Слезы полились из глаз старого Дионисия, когда благочестивый воин принес в подземную базилику бездыханное уже тело отрока. На груди его под сложенными накрест руками целыми и невредимыми лежали Божественные Дары. Все присутствующие тоже плакали от умиления и с подобающей честью схоронили священные останки мученика-младенца в усыпальнице Каллиста. Папа Дамас (ок. 304-384 г.) впоследствии начертал следующую надпись на мраморной доске:
«Святый Тарцизий нес Христовы Таинства, язычники хотели осквернить их нечестивыми руками, но он предпочел скорее испустить дух под их ударами, чем выдать этим хищным псам Тело Христово!».
Между тем в Мамертинской темнице ничего не знали о произошедшем с Тарцизием и с нетерпением ожидали доброго вестника с небесным утешением. После долгого ожидания наконец в темнице появился начальник императорских телохранителей Севастиан, тайный христианин. По его озабоченному лицу страдальцы поняли, что он пришел не с добрыми вестями, и забросали его вопросами.
Светлая радость мучеников омрачилась, когда Севастиан вкратце рассказал им о происшествии с Божественными Дарами, которые нес к ним Тарцизий, и дал понять, что волнение разъяренного народа, целыми толпами бродившего около темницы, наблюдавшего за всеми входящими и выходящими, делало невозможным принесение Святых Даров извне. Затем, подозвав к себе диакона Репарата, находившегося в числе узников, верный воин сказал ему на ухо несколько слов. Лицо диакона просияло, и, уходя в отдаленный угол тюрьмы, он обменялся с Севастианом веселым взглядом.
Севастиан пришел в темницу главным образом для того, чтобы проститься со своим другом Панкратием, который вместе с другими осужден был на съедение зверями. Отношения этих двух лиц далеко выходили из ряда обыкновенных дружеских отношений. Пока диакон шел выполнять тайное распоряжение Севастиана, переданное ему от имени римских пресвитеров, друзья, удалившись в сторону, завели между собой следующий разговор:
– Помнишь ли, Севастиан, – начал Панкратий, – тот вечер, в который мы с тобой из окна твоего дома смотрели на темную массу Колизея и слушали рев заключенных в его подземельях диких зверей?

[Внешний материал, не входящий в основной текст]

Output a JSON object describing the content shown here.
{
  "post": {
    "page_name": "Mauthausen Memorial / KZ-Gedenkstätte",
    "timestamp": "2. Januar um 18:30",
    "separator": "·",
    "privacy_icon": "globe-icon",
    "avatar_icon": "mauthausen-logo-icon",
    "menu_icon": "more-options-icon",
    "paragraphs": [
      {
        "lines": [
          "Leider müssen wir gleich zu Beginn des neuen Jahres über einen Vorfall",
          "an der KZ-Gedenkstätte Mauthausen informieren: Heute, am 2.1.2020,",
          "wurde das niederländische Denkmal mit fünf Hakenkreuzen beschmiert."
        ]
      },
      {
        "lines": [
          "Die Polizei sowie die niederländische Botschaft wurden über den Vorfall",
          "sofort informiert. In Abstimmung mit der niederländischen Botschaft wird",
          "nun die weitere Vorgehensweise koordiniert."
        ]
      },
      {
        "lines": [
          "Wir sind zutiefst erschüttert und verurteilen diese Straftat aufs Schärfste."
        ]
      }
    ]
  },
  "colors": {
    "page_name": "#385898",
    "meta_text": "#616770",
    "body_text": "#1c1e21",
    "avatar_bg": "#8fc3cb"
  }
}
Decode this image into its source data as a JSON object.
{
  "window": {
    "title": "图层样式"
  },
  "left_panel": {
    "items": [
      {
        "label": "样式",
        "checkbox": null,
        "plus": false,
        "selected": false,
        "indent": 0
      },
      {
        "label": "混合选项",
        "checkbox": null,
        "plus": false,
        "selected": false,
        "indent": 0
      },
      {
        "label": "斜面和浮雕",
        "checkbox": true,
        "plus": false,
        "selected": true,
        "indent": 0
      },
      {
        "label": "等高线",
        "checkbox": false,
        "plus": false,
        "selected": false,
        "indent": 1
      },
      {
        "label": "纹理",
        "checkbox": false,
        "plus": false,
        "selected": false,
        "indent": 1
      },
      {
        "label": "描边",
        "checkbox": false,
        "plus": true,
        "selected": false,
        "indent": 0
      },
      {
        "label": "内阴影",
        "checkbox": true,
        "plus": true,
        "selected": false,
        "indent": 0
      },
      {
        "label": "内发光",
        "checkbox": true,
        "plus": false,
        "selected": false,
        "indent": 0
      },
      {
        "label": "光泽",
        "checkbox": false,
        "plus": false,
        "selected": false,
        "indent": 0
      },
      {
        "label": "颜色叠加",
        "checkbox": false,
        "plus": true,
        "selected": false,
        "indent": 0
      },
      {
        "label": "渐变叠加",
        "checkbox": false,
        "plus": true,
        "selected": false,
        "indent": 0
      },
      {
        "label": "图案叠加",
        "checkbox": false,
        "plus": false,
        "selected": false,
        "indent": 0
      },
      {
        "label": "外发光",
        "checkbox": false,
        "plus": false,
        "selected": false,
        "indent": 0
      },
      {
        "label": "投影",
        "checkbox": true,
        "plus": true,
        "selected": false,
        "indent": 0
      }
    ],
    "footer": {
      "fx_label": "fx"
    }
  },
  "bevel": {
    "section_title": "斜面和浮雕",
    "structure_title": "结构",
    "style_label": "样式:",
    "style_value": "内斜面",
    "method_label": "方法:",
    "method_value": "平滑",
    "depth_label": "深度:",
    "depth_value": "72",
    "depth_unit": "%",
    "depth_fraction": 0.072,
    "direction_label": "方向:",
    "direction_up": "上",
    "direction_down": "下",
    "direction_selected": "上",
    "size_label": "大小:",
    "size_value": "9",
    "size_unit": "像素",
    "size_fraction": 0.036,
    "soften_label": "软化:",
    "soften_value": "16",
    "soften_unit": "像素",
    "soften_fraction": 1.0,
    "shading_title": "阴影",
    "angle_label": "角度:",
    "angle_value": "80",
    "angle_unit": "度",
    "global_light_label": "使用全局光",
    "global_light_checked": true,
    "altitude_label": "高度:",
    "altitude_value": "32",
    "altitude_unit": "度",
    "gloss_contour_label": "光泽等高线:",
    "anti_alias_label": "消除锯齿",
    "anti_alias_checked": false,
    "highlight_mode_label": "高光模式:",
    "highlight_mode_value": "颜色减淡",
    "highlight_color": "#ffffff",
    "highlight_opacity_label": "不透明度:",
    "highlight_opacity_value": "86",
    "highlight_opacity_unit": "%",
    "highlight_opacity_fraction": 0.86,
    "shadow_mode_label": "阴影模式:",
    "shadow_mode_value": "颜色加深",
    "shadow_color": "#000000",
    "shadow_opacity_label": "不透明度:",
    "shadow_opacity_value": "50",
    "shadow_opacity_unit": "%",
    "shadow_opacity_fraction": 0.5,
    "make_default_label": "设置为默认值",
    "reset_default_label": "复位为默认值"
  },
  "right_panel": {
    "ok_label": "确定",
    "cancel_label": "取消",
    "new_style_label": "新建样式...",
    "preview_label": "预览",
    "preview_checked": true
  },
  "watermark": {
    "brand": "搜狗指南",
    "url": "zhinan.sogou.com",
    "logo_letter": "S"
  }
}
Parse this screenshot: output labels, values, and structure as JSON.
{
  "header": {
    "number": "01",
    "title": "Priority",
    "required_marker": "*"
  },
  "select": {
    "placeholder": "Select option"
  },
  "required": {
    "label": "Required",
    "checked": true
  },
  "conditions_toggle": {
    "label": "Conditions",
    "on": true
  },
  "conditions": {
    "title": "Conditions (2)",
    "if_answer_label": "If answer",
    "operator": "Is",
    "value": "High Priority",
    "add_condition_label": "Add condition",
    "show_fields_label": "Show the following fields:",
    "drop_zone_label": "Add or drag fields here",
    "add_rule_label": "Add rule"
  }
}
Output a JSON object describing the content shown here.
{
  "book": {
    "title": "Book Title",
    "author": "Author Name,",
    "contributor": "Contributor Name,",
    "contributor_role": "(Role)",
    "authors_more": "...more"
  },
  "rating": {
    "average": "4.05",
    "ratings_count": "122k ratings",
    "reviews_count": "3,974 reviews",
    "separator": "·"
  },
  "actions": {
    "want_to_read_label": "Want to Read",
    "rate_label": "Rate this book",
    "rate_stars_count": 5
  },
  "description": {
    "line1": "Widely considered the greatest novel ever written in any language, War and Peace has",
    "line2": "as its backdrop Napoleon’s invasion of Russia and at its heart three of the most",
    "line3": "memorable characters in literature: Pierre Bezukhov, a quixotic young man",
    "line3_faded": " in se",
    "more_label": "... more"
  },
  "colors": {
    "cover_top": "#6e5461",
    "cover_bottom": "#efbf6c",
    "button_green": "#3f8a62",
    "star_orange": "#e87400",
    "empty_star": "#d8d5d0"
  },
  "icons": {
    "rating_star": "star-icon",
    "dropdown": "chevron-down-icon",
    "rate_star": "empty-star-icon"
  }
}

– Очень хорошо помню, мой друг, и мне кажется, твое сердце предчувствовало тогда, что ожидает тебя завтра.
– Действительно, какой-то тайный голос говорил мне, что я один из первых паду завтра жертвою людской злости. Но, пока не пришла эта вожделенная минута для меня, мне все как-то не верится, что я дождусь наконец этой безмерной чести. В самом деле, что я сделал особенного, чтобы сподобиться такого счастья?
– Но ведь ты знаешь, друг мой, что это дело милующего Бога. Скажи мне лучше, какие чувства наполняют твою душу в ожидании славного жребия, который готовится тебе завтра?
– Нужно сказать правду, Севастиан: этот жребий так далеко превышает все мои самые смелые надежды, что часто мне думается, что все это я вижу во сне, а не наяву. Ты поймешь меня, если представишь себе, что не дальше как завтра я променяю эту холодную, сырую, зловонную темницу на светлые райские обители, где ожидают меня сонмы святых и неумолкающие хоры ангелов…
– Больше ничего ты не имеешь сказать мне?
– О нет! Много, очень много! Когда я представляю себе, что я, ничтожный ребенок, едва только оставивший школьную скамью, завтра предстану перед возлюбленным мною Господом и приму из рук Его венец правды, уготованный всем возлюбившим Его, то весь дрожу от радости. Эта надежда кажется мне такой отрадой, что я с трудом привыкаю к мысли, что скоро она перестанет быть надеждою и превратится в действительность. Между тем, Севастиан, – с жаром вскричал молодой человек, хватая руку своего друга, – все это правда. Святая правда!
– Какой ты счастливец, Панкратий, как светло и отрадно у тебя на душе!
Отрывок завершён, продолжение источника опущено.